Evolution répétée de la dent chez la souris : une perspective éco-évo-dévo

L’étude de populations naturelles de souris domestiques a mis en évidence l’évolution récurrente d’un phénotype dentaire particulier (allongement de la dent, jusqu’à l’occurrence d’une nouvelle cuspide). Le projet vise à décrypter les processus évolutifs et les mécanismes développementaux qui favorisent cette évolution parallèle.

Comprendre les mécanismes d’une évolution répétée

L’évolution répétée est un fait majeur en évolution, interprétée généralement comme une réponse commune à des pressions de sélection fortes.

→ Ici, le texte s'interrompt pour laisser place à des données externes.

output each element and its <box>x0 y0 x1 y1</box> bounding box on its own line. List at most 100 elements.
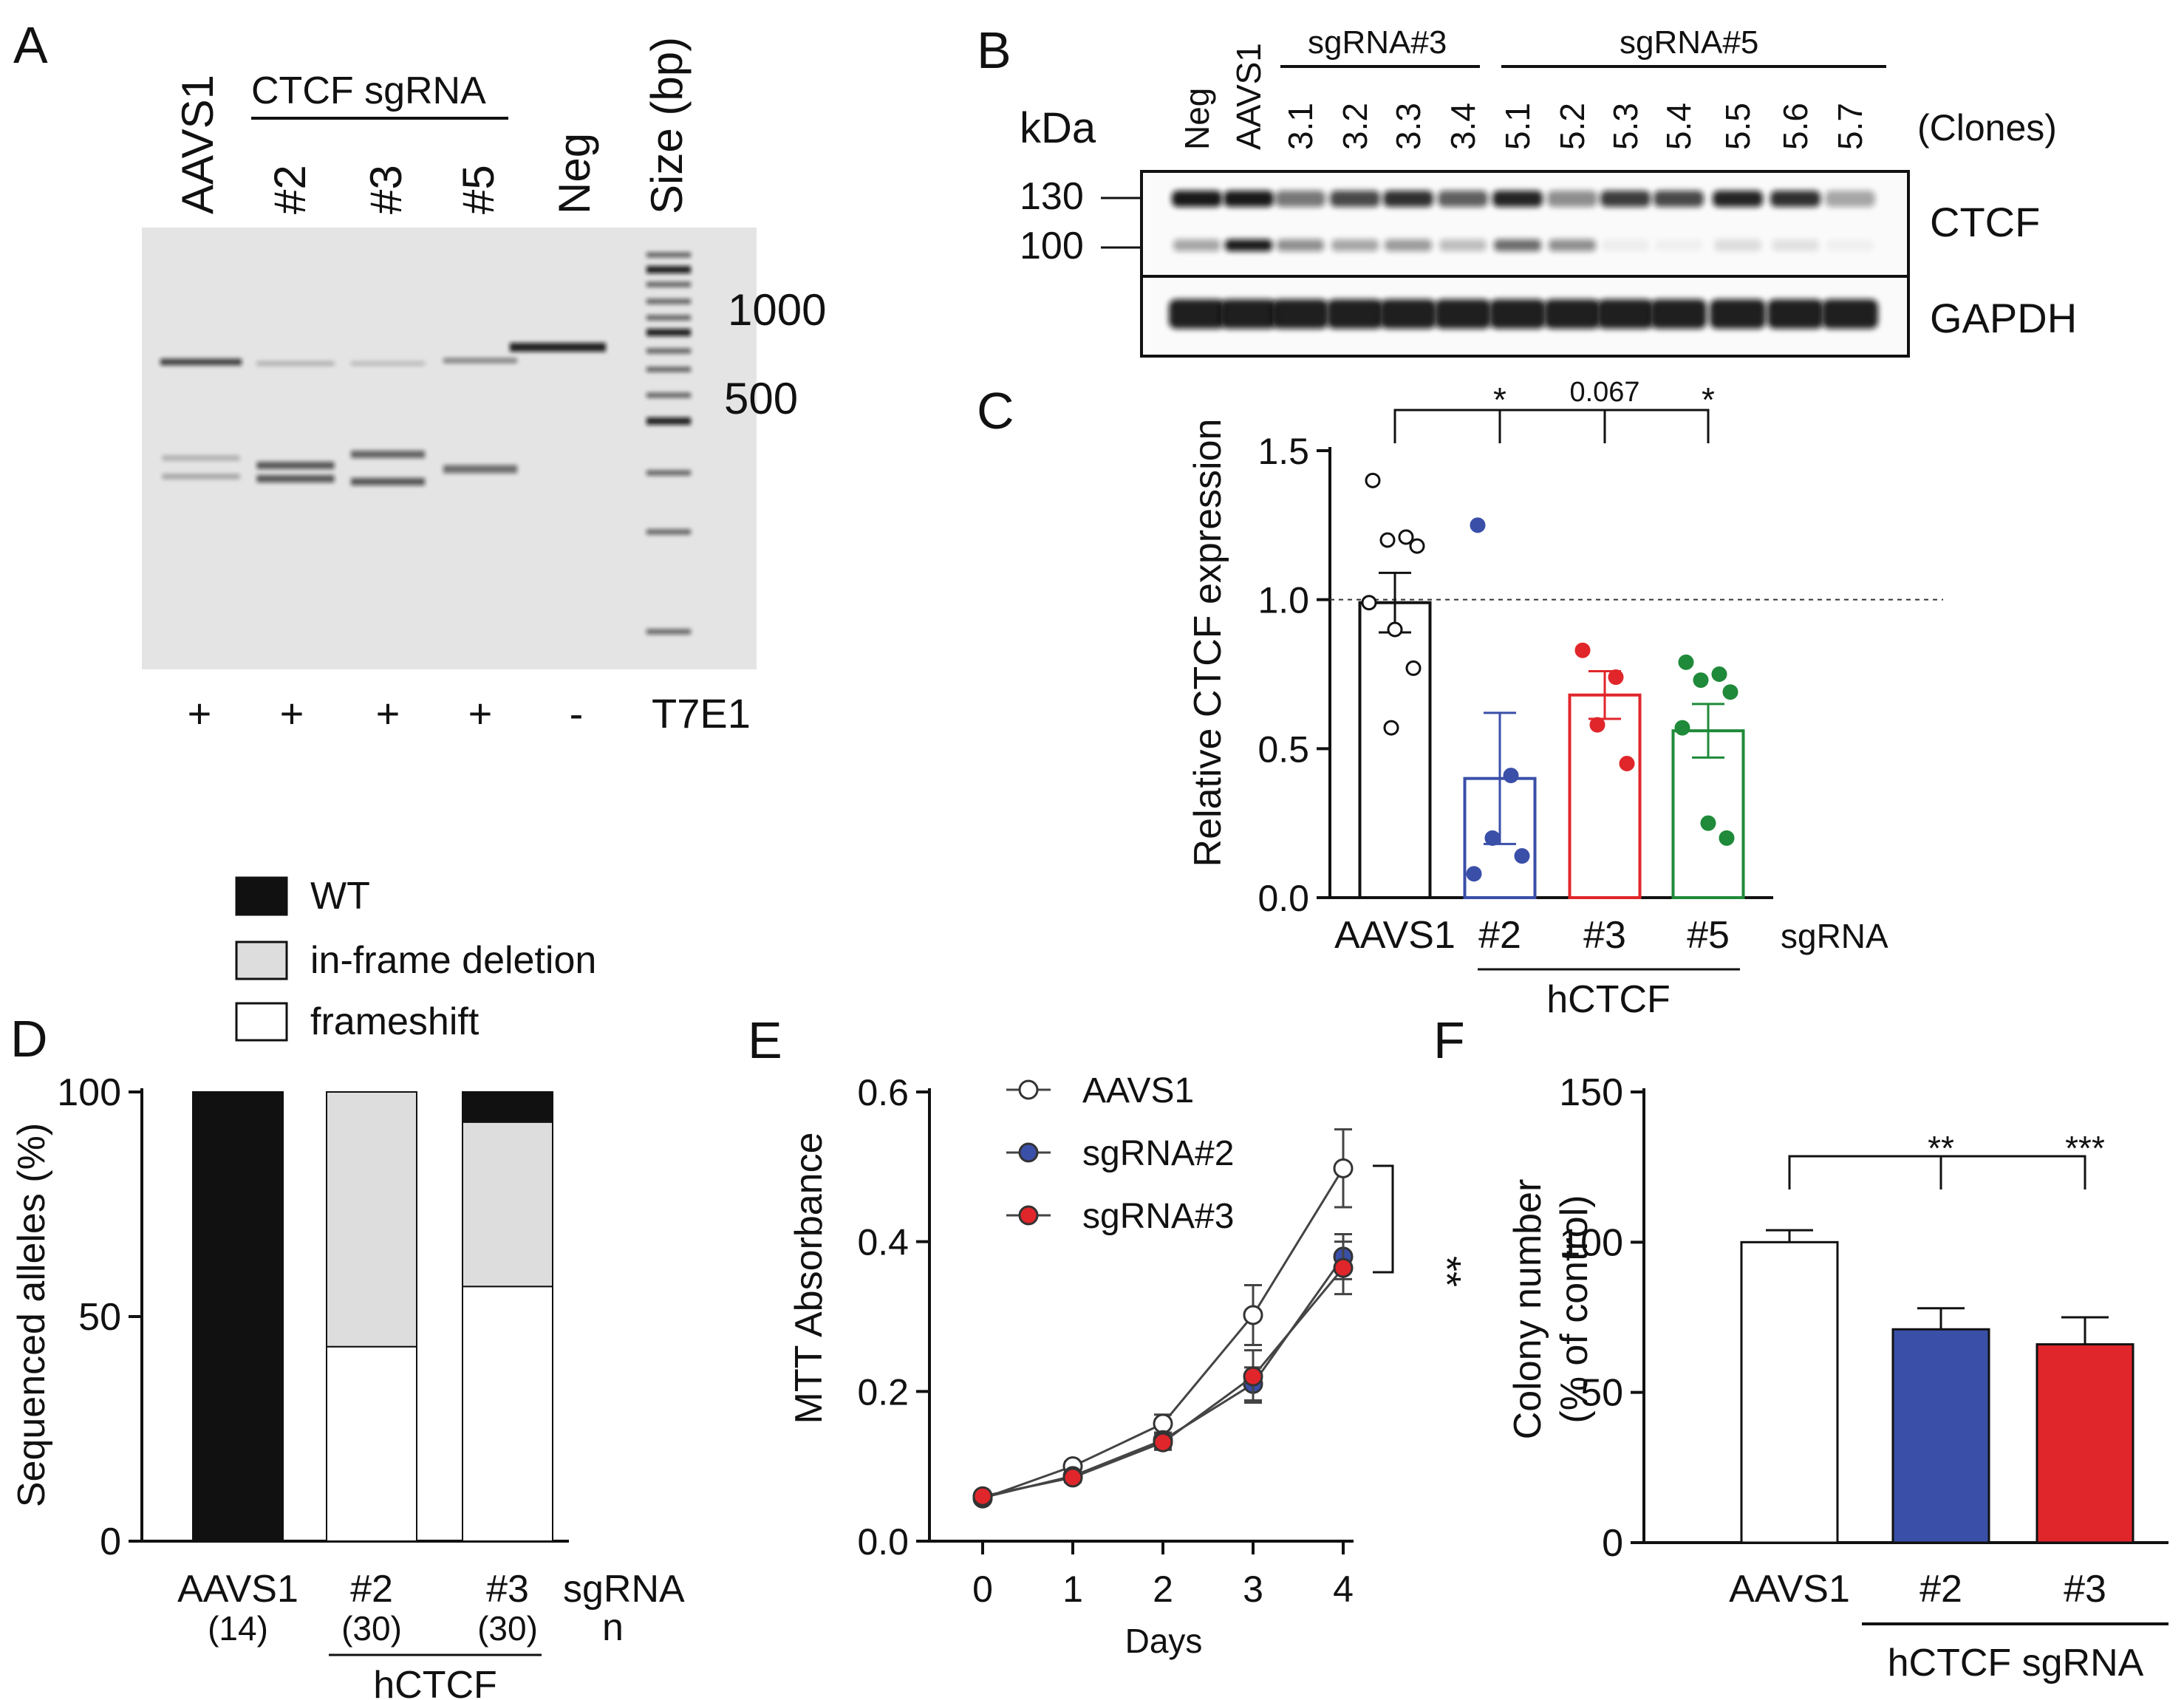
e-line-sgrna-3 <box>982 1267 1345 1498</box>
blot-band-ctcf-3 <box>1275 191 1325 207</box>
c-point-5-3 <box>1693 672 1709 689</box>
d-y-tick-label-100: 100 <box>57 1071 121 1114</box>
t7e1-signs: + + + + - <box>188 690 584 737</box>
chart-e: 0.0 0.2 0.4 0.6 0 1 2 3 4 ** <box>857 1072 1469 1610</box>
blot-lane-label-3-2: 3.2 <box>1336 103 1374 150</box>
c-y-tick-label-1-5: 1.5 <box>1257 431 1309 472</box>
c-bar-aavs1 <box>1358 601 1432 899</box>
blot-band-ctcf-lower-13 <box>1826 239 1874 251</box>
blot-band-gapdh-3 <box>1272 299 1328 329</box>
f-significance-1: ** <box>1928 1129 1954 1167</box>
gel-ladder-band-11 <box>646 470 691 476</box>
gel-band-3-parent <box>351 361 425 366</box>
blot-band-ctcf-lower-11 <box>1714 239 1761 251</box>
c-significance-1: * <box>1493 380 1506 419</box>
e-x-tick-label-2: 2 <box>1153 1568 1173 1610</box>
d-x-tick-label-3: #3 <box>486 1568 529 1611</box>
e-line-sgrna-2 <box>982 1256 1345 1499</box>
c-point-aavs1-8 <box>1383 720 1399 736</box>
panel-c: C Relative CTCF expression 0.0 0.5 1.0 1.5 A… <box>977 377 1943 1021</box>
c-group-label: hCTCF <box>1546 978 1671 1021</box>
d-xlabel-sgrna: sgRNA <box>563 1568 685 1611</box>
c-point-5-5 <box>1674 720 1690 736</box>
protein-label-ctcf: CTCF <box>1930 199 2040 245</box>
f-y-axis-title-line2: (% of control) <box>1553 1195 1596 1423</box>
d-bar-2-in-frame-deletion <box>326 1091 417 1348</box>
blot-band-gapdh-12 <box>1767 299 1823 329</box>
gel-band-aavs1-cleaved-2 <box>162 474 240 479</box>
blot-lane-label-neg: Neg <box>1178 88 1216 150</box>
t7e1-sign-4: + <box>468 690 493 737</box>
f-significance-2: *** <box>2065 1129 2105 1167</box>
blot-band-ctcf-2 <box>1224 191 1274 207</box>
blot-band-ctcf-5 <box>1383 191 1433 207</box>
size-marker-500: 500 <box>724 374 798 423</box>
c-point-2-2 <box>1503 768 1519 784</box>
gel-band-2-parent <box>256 361 335 366</box>
panel-letter-e: E <box>748 1011 782 1069</box>
gel-ladder-band-6 <box>646 329 691 336</box>
blot-band-ctcf-11 <box>1713 191 1763 207</box>
gel-ladder-band-2 <box>646 266 691 273</box>
legend-swatch-frameshift <box>235 1002 288 1042</box>
f-bar-aavs1 <box>1740 1240 1839 1544</box>
f-y-tick-label-0: 0 <box>1602 1522 1623 1565</box>
gel-lane-label-aavs1: AAVS1 <box>173 75 222 214</box>
d-group-label: hCTCF <box>373 1664 497 1700</box>
c-y-tick-label-0-0: 0.0 <box>1257 878 1309 919</box>
blot-band-gapdh-10 <box>1651 299 1707 329</box>
gel-ladder-band-8 <box>646 366 691 372</box>
f-x-tick-label-aavs1: AAVS1 <box>1729 1568 1850 1611</box>
e-point-sgrna-3-2 <box>1153 1432 1173 1452</box>
gel-band-aavs1-parent <box>160 358 242 366</box>
c-y-tick-label-1-0: 1.0 <box>1257 580 1309 621</box>
blot-band-ctcf-lower-5 <box>1385 239 1432 251</box>
panel-letter-c: C <box>977 382 1014 440</box>
gel-ladder-band-10 <box>646 417 691 425</box>
f-group-label: hCTCF sgRNA <box>1888 1642 2144 1684</box>
legend-label-inframe: in-frame deletion <box>310 939 596 982</box>
e-x-tick-label-1: 1 <box>1062 1568 1083 1610</box>
blot-band-ctcf-lower-7 <box>1494 239 1541 251</box>
c-point-5-6 <box>1700 815 1716 831</box>
e-x-tick-label-0: 0 <box>972 1568 993 1610</box>
f-y-tick-label-150: 150 <box>1559 1071 1623 1114</box>
d-x-tick-label-2: #2 <box>350 1568 393 1611</box>
c-significance-2: 0.067 <box>1569 377 1639 408</box>
e-y-tick-label-0-6: 0.6 <box>857 1072 909 1113</box>
panel-b: B kDa sgRNA#3 sgRNA#5 Neg AAVS1 3.1 3.2 3.3 3… <box>977 21 2077 358</box>
c-point-aavs1-1 <box>1365 472 1381 488</box>
panel-letter-a: A <box>13 16 48 74</box>
d-n-value-2: (30) <box>341 1609 402 1648</box>
blot-band-ctcf-6 <box>1438 191 1488 207</box>
gel-band-5-cleaved <box>443 465 517 474</box>
c-xlabel-sgrna: sgRNA <box>1781 917 1888 955</box>
e-x-axis-title: Days <box>1125 1622 1203 1660</box>
e-y-tick-label-0-0: 0.0 <box>857 1521 909 1563</box>
d-bar-3-wt <box>462 1091 553 1123</box>
blot-lane-label-aavs1: AAVS1 <box>1229 43 1268 150</box>
d-y-axis-title: Sequenced alleles (%) <box>10 1123 53 1507</box>
f-significance-bracket <box>1788 1155 2086 1189</box>
gel-ladder-band-5 <box>646 315 691 321</box>
blot-lane-labels: Neg AAVS1 3.1 3.2 3.3 3.4 5.1 5.2 5.3 5.4 5.5 5.6 5.… <box>1178 43 1869 150</box>
gel-lane-labels: AAVS1 #2 #3 #5 Neg Size (bp) <box>173 37 692 214</box>
e-significance-label: ** <box>1424 1256 1469 1287</box>
t7e1-sign-5: - <box>570 690 584 737</box>
blot-band-gapdh-5 <box>1380 299 1436 329</box>
blot-band-ctcf-lower-2 <box>1225 239 1272 251</box>
t7e1-sign-2: + <box>280 690 304 737</box>
e-legend-label-sgrna-3: sgRNA#3 <box>1082 1197 1234 1236</box>
e-x-tick-label-3: 3 <box>1243 1568 1263 1610</box>
gel-lane-label-neg: Neg <box>550 133 599 214</box>
c-point-aavs1-4 <box>1409 538 1425 554</box>
panel-letter-b: B <box>977 21 1011 79</box>
e-point-aavs1-4 <box>1333 1158 1354 1178</box>
d-legend: WT in-frame deletion frameshift <box>235 875 596 1043</box>
blot-band-gapdh-1 <box>1169 299 1225 329</box>
c-point-2-3 <box>1484 830 1501 846</box>
blot-lane-label-3-1: 3.1 <box>1281 103 1320 150</box>
c-point-5-7 <box>1719 830 1735 846</box>
blot-band-ctcf-lower-6 <box>1439 239 1487 251</box>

Cependant les progrès conceptuels et méthodologiques en biologie évolutive et biologie du développement suggèrent de plus en plus que les réseaux génétiques et développementaux peuvent favoriser certaines directions évolutives, facilitant l’évolution parallèle. La complexité des réseaux suggère également que la sélection sur un trait peut entrainer la réponse d’autres traits apparemment non corrélés. L’évolution récurrente de la dent de souris fournit un modèle de choix pour investiguer ces processus. L’allongement de la dent est documenté préférentiellement chez des populations de souris de grande taille, notamment en contexte insulaire, où les pressions sélectives sur la taille corporelle sont connues. Le projet vise donc à décrypter les mécanismes de cette évolution, avec plusieurs objectifs : une documentation plus complète de l’occurrence du phénotype d’intérêt en populations naturelles, afin de mieux identifier les contextes sélectifs qui le favorisent ; analyser la signature géométrique de cette évolution, afin de comprendre si les mécanismes mis en jeu dans les différentes populations sont vraiment similaires ; décrypter les caractéristiques développementales favorisant cette évolution ; enfin, au moyen d’élevages de souris issues de populations naturelles, dont les patrons de croissance seront suivis en conditions contrôlées, identifier le lien entre taille de la souris et morphologie dentaire. Ce projet repose pour remplir ces objectifs sur un consortium multidisciplinaire de partenaires, alliant des compétences en évolution, morphométrie géométrique, génétique des populations, et biologie du développement.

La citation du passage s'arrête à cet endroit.